The choice of underpricing-as-compensation-for-risk as the most important reason can actually be interpreted as an endorsement of book-building over auctions. The risk that the investors are exposed to is an uncertain market reception to the offering. Investors are effectively insuring the issuer against this risk by buying the IPO at the offer price and the underpricing is the premium to pay for this insurance. The use of a Dutch auction for the IPO is roughly equivalent to letting the market determine the offer price. Consequently, the issuer is forced to bear the risk over the initial market reception to the offering. Book-building may result in a lower offer price because of underpricing, but by also reducing the risk the issuer may actually prefer this alternative.
It is critical for the managers of any company trying to go public to convey all positive information about the firm value to potential investors. Otherwise the company risks being undervalued in the IPO. Simply announcing that the company has a high value is not credible because everyone can do that. Certain attributes of and actions by the issuer, some of which are costly, can send signals to investors that convey a positive message about the company value.
The CFOs ranked a strong earnings history as the most positive signal, with 91 percent considering it to be important. Second, with 89 percent, was the use of a top underwriter. Committing to a long lockup was third, with 77 percent. Hiring a Big 4 accounting firm was next at 74 percent, followed by a large first-day price jump at 72 percent. The backing of a venture capitalist was rated the weakest positive signal with only 40 percent. This percentage, although not the ranking, was higher for the sub-sample of companies with VC-backing. Selling a large portion of the company, issuing warrants as part of the offering, and selling insider shares are all viewed as negative signals.

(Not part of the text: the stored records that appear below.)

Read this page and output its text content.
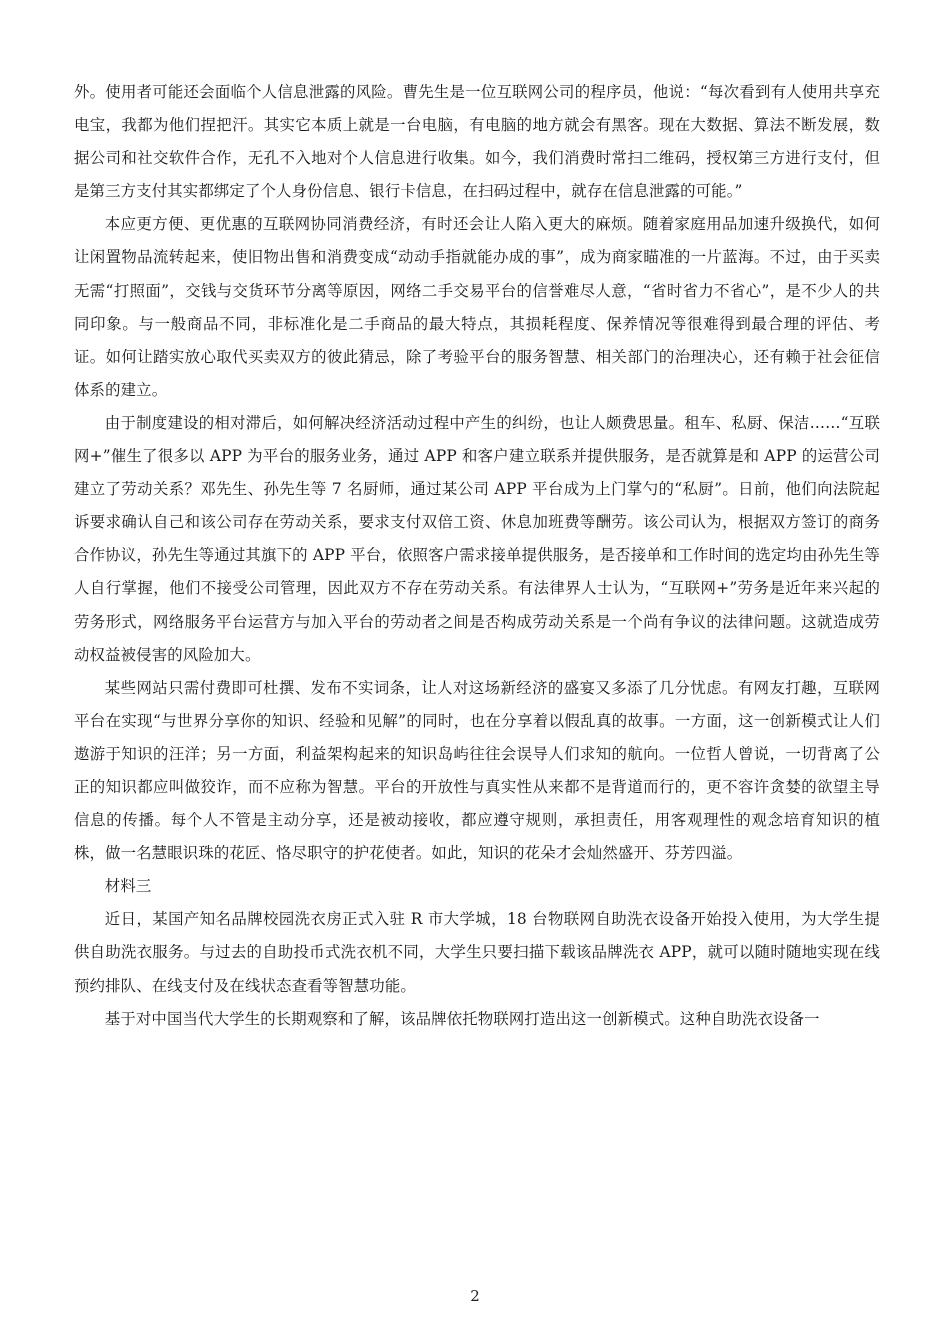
外。使用者可能还会面临个人信息泄露的风险。曹先生是一位互联网公司的程序员，他说：“每次看到有人使用共享充电宝，我都为他们捏把汗。其实它本质上就是一台电脑，有电脑的地方就会有黑客。现在大数据、算法不断发展，数据公司和社交软件合作，无孔不入地对个人信息进行收集。如今，我们消费时常扫二维码，授权第三方进行支付，但是第三方支付其实都绑定了个人身份信息、银行卡信息，在扫码过程中，就存在信息泄露的可能。”

本应更方便、更优惠的互联网协同消费经济，有时还会让人陷入更大的麻烦。随着家庭用品加速升级换代，如何让闲置物品流转起来，使旧物出售和消费变成“动动手指就能办成的事”，成为商家瞄准的一片蓝海。不过，由于买卖无需“打照面”，交钱与交货环节分离等原因，网络二手交易平台的信誉难尽人意，“省时省力不省心”，是不少人的共同印象。与一般商品不同，非标准化是二手商品的最大特点，其损耗程度、保养情况等很难得到最合理的评估、考证。如何让踏实放心取代买卖双方的彼此猜忌，除了考验平台的服务智慧、相关部门的治理决心，还有赖于社会征信体系的建立。

由于制度建设的相对滞后，如何解决经济活动过程中产生的纠纷，也让人颇费思量。租车、私厨、保洁……“互联网+”催生了很多以 APP 为平台的服务业务，通过 APP 和客户建立联系并提供服务，是否就算是和 APP 的运营公司建立了劳动关系？邓先生、孙先生等 7 名厨师，通过某公司 APP 平台成为上门掌勺的“私厨”。日前，他们向法院起诉要求确认自己和该公司存在劳动关系，要求支付双倍工资、休息加班费等酬劳。该公司认为，根据双方签订的商务合作协议，孙先生等通过其旗下的 APP 平台，依照客户需求接单提供服务，是否接单和工作时间的选定均由孙先生等人自行掌握，他们不接受公司管理，因此双方不存在劳动关系。有法律界人士认为，“互联网+”劳务是近年来兴起的劳务形式，网络服务平台运营方与加入平台的劳动者之间是否构成劳动关系是一个尚有争议的法律问题。这就造成劳动权益被侵害的风险加大。

某些网站只需付费即可杜撰、发布不实词条，让人对这场新经济的盛宴又多添了几分忧虑。有网友打趣，互联网平台在实现“与世界分享你的知识、经验和见解”的同时，也在分享着以假乱真的故事。一方面，这一创新模式让人们遨游于知识的汪洋；另一方面，利益架构起来的知识岛屿往往会误导人们求知的航向。一位哲人曾说，一切背离了公正的知识都应叫做狡诈，而不应称为智慧。平台的开放性与真实性从来都不是背道而行的，更不容许贪婪的欲望主导信息的传播。每个人不管是主动分享，还是被动接收，都应遵守规则，承担责任，用客观理性的观念培育知识的植株，做一名慧眼识珠的花匠、恪尽职守的护花使者。如此，知识的花朵才会灿然盛开、芬芳四溢。

材料三

近日，某国产知名品牌校园洗衣房正式入驻 R 市大学城，18 台物联网自助洗衣设备开始投入使用，为大学生提供自助洗衣服务。与过去的自助投币式洗衣机不同，大学生只要扫描下载该品牌洗衣 APP，就可以随时随地实现在线预约排队、在线支付及在线状态查看等智慧功能。

基于对中国当代大学生的长期观察和了解，该品牌依托物联网打造出这一创新模式。这种自助洗衣设备一

2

About the AuthorJason Draho is the author of the new book The IPO Decision: Why and How Companies Go Public. The book attempts to clarify how the IPO process actually works, and in the process separate fact from fiction, by imposing a logical structure on the most up-to-date IPO-related research. Topics covered include the optimal IPO mechanism ('book-building' vs auctions), the role of the underwriter in the primary and after-markets, analyst coverage, valuation, the timing of IPOs, the long-run performance of IPOs, and the financial, strategic and corporate governance benefits and costs of going public. The material is presented in a rigorous yet accessible manner and develops the intellectual foundation necessary for a constructive debate about reforming the IPO process.
James Brau and Stanley Fawcett, "Initial Public Offerings: An Analysis of Theory and Practice," Brigham Young University working paper, March 2004.
Questionnaires were sent to companies that were identified as either having successfully completed an IPO (340 addresses) or attempted and withdrew an IPO (179 addresses) sometime between January 2000 and December 2002. The CFOs of 1,266 private firms were contacted using the Dunn and Bradstreet's North American Million Dollar Database and Reference USA Database on the largest non-financial private firms. Overall, 366 CFOs provided usable surveys for a response rate of 18.8%. The number of respondents (response rate) for each category was as follows: 212 (16.7%) private, 87 (25.6%) successful and 37 (20.7%) withdrawn. The sample consisted of the following types of companies: manufacturing (35%), services (22%), wholesale trade (17%), retail trade (9%), transportation/communications (8%), construction (7%), mining (2%), and agriculture (1%).